The internal changes and the announcement of the Belt and Road Initiative have got a new debate going in the context of China, as to whether the system, which in recent times has provided path-breaking economic growth for sure, has any real legitimacy?
If one says that the Chinese way of governance is slowly materialising to a meritocratic and an effective one, then it is not the right assessment.
One cannot deny the effectiveness of the system, but it comes at various costs, especially environmental issues in lieu of climate change and blatant overlooking of international law. A meritocratic political system intends to look for a leader who is virtuous, but how does one define virtue?
A virtuous leader will not remove the term limit on their own tenure, announce an initiative for the entire world which intends to “reinforces the value of building a shared future for global communities” , but at the same time, start projects compromising on pre-existing environmental issues, building highways through disputed territories without consulting all concerning parties and willingly creating what the Americans now call “debt trap” under the garb of this massive infrastructure project.
China seems to have made a trade-off between efficiency and legitimacy, a trade-off which it is not willing to let go of.
BRI might have made the Chinese believe that their way of operating is beneficial for developing countries according to the report submitted by President Xi Jinping to the 19th Party Congress in October 2017; maybe, some Chinese do see the grand infrastructure projects as a part of the package for countries considering adopting to the Chinese system.
But the Chinese leadership meanwhile did not anticipate that 2018 would be a tumultuous year for China.
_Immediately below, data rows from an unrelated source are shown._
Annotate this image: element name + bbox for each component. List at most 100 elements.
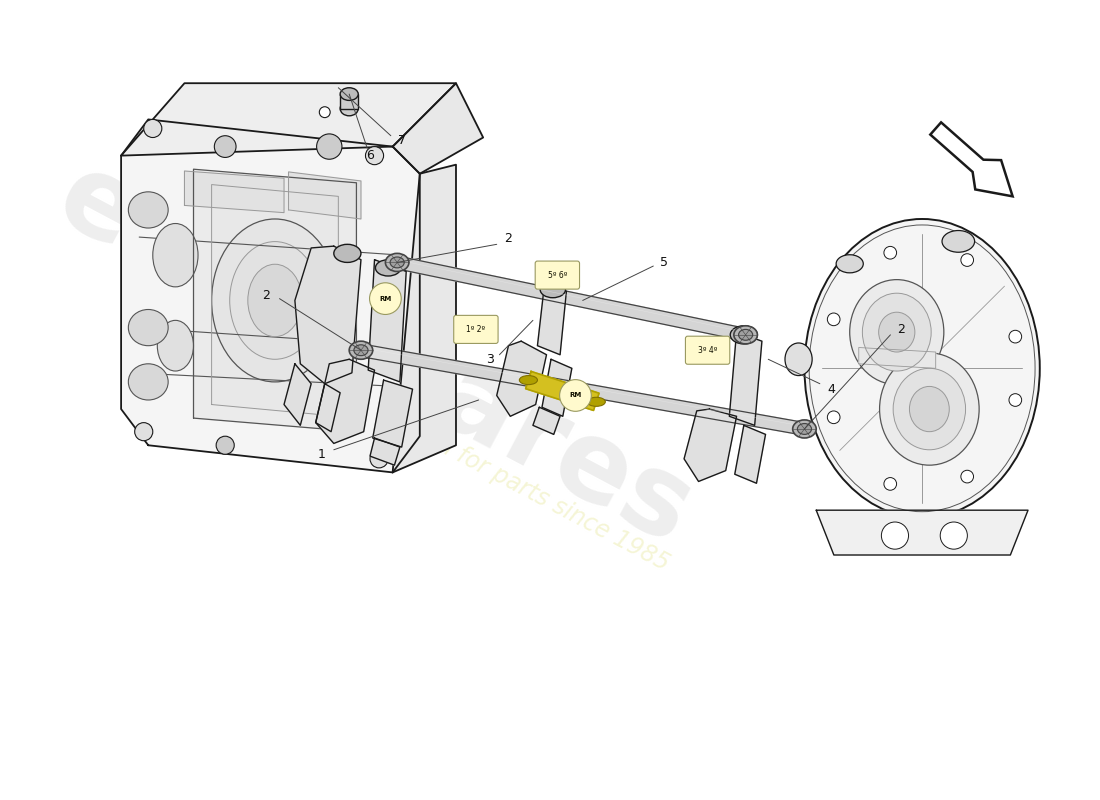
Ellipse shape [230, 242, 320, 359]
Polygon shape [316, 384, 340, 432]
Ellipse shape [354, 348, 367, 353]
Ellipse shape [893, 368, 966, 450]
Polygon shape [368, 260, 406, 382]
Polygon shape [393, 83, 483, 174]
Polygon shape [542, 359, 572, 416]
Ellipse shape [129, 310, 168, 346]
Ellipse shape [365, 146, 384, 165]
Ellipse shape [836, 254, 864, 273]
Polygon shape [859, 347, 936, 368]
Ellipse shape [738, 330, 752, 340]
Text: 4: 4 [827, 382, 836, 396]
Ellipse shape [880, 353, 979, 465]
Ellipse shape [881, 522, 909, 549]
Ellipse shape [333, 244, 361, 262]
Ellipse shape [730, 326, 758, 344]
Ellipse shape [793, 420, 816, 438]
Polygon shape [295, 246, 361, 384]
Ellipse shape [827, 313, 840, 326]
Polygon shape [526, 371, 600, 410]
Ellipse shape [961, 254, 974, 266]
Ellipse shape [390, 257, 404, 268]
Ellipse shape [804, 219, 1040, 518]
Polygon shape [396, 256, 747, 341]
Ellipse shape [129, 192, 168, 228]
Ellipse shape [248, 264, 302, 337]
Polygon shape [393, 165, 456, 473]
Polygon shape [735, 426, 766, 483]
Text: 3: 3 [486, 353, 494, 366]
Text: 7: 7 [398, 134, 406, 146]
Ellipse shape [519, 375, 538, 385]
Ellipse shape [849, 280, 944, 385]
Ellipse shape [785, 343, 812, 375]
Polygon shape [316, 359, 374, 443]
Polygon shape [816, 510, 1028, 555]
Polygon shape [288, 172, 361, 219]
Ellipse shape [216, 436, 234, 454]
Ellipse shape [884, 246, 896, 259]
Polygon shape [684, 409, 737, 482]
Ellipse shape [910, 386, 949, 432]
Text: 2: 2 [505, 232, 513, 246]
Text: 3º 4º: 3º 4º [697, 346, 717, 354]
Polygon shape [373, 380, 412, 447]
Polygon shape [121, 119, 420, 473]
Text: 2: 2 [898, 323, 905, 336]
Ellipse shape [144, 119, 162, 138]
Ellipse shape [940, 522, 967, 549]
Ellipse shape [540, 282, 565, 298]
Ellipse shape [153, 223, 198, 287]
Polygon shape [538, 282, 566, 354]
Ellipse shape [370, 450, 388, 468]
FancyBboxPatch shape [536, 261, 580, 289]
Polygon shape [497, 341, 547, 416]
Ellipse shape [879, 312, 915, 352]
Ellipse shape [340, 88, 359, 101]
Circle shape [370, 282, 402, 314]
Ellipse shape [827, 411, 840, 424]
Ellipse shape [129, 364, 168, 400]
Polygon shape [185, 171, 284, 213]
Ellipse shape [134, 422, 153, 441]
Ellipse shape [349, 341, 373, 359]
Text: 2: 2 [262, 290, 270, 302]
Polygon shape [284, 364, 311, 426]
Text: a passion for parts since 1985: a passion for parts since 1985 [348, 387, 673, 576]
Ellipse shape [317, 134, 342, 159]
Ellipse shape [214, 136, 236, 158]
Text: RM: RM [379, 296, 392, 302]
Text: RM: RM [570, 393, 582, 398]
Circle shape [560, 380, 592, 411]
Ellipse shape [390, 260, 404, 265]
Ellipse shape [354, 345, 368, 356]
Ellipse shape [157, 320, 194, 371]
Polygon shape [194, 169, 356, 432]
Ellipse shape [1009, 394, 1022, 406]
Polygon shape [532, 407, 560, 434]
Ellipse shape [1009, 330, 1022, 343]
Ellipse shape [884, 478, 896, 490]
FancyBboxPatch shape [453, 315, 498, 343]
Polygon shape [340, 94, 359, 109]
Polygon shape [121, 83, 456, 156]
Ellipse shape [340, 102, 359, 116]
FancyBboxPatch shape [685, 336, 729, 364]
Ellipse shape [862, 293, 932, 371]
Ellipse shape [799, 426, 811, 431]
Ellipse shape [211, 219, 339, 382]
Text: 6: 6 [366, 149, 374, 162]
Polygon shape [211, 185, 339, 416]
Polygon shape [729, 332, 762, 426]
Text: 5: 5 [660, 256, 668, 269]
Text: 1: 1 [318, 448, 326, 461]
Ellipse shape [587, 398, 605, 406]
Ellipse shape [319, 106, 330, 118]
Ellipse shape [798, 423, 812, 434]
Ellipse shape [739, 332, 752, 338]
Text: 1º 2º: 1º 2º [466, 325, 485, 334]
Polygon shape [370, 438, 400, 465]
Ellipse shape [385, 254, 409, 271]
Ellipse shape [375, 260, 400, 276]
Text: eurospares: eurospares [40, 142, 710, 567]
Various allegations and storms to hit it include the trade tariffs imposed by the United States, more scrutiny from host governments which are a part of the initiative and the cancellation of projects, China’s top tech companies banned in various countries due to security concerns and the recent investigative report by Bloomberg on China reportedly inserting microchips inside servers used by global tech companies for various purposes, one being storing private data of their customers.
The aforementioned are some of the accusations and actions against the Chinese initiative and businesses.
One vital thing which the BRI and, by extension, the Chinese system thus lacks is legitimacy, which makes this massive infrastructure undertaking set for imploding not just from a financial perspective but also politically.
China’s Communist party and the leaders at the helm should take stock of the fact that while their political business model expansion through BRI and massive Foreign Direct Investments in Europe, Africa, and Asia might be beneficial, they will always be viewed with suspicion.
BRI cannot sustain in its current form, until the projects under the initiative start emphasising on sustainability and accountability which guarantees legitimacy in a liberal world order. Chinese FDI, BRI, economic growth, the recent anti-corruption drive by President Xi, amongst other foreign and domestic initiatives and advancements seems to show that the Chinese political business model heavily depends on efficiency as the sole factor for its ‘legitimacy’.
Meanwhile, 2019 will be a crucial year for China as the suspicions against their tech companies, initiatives, and domestic policies, if proven true, will only put the economy of the dragon under greater pressure.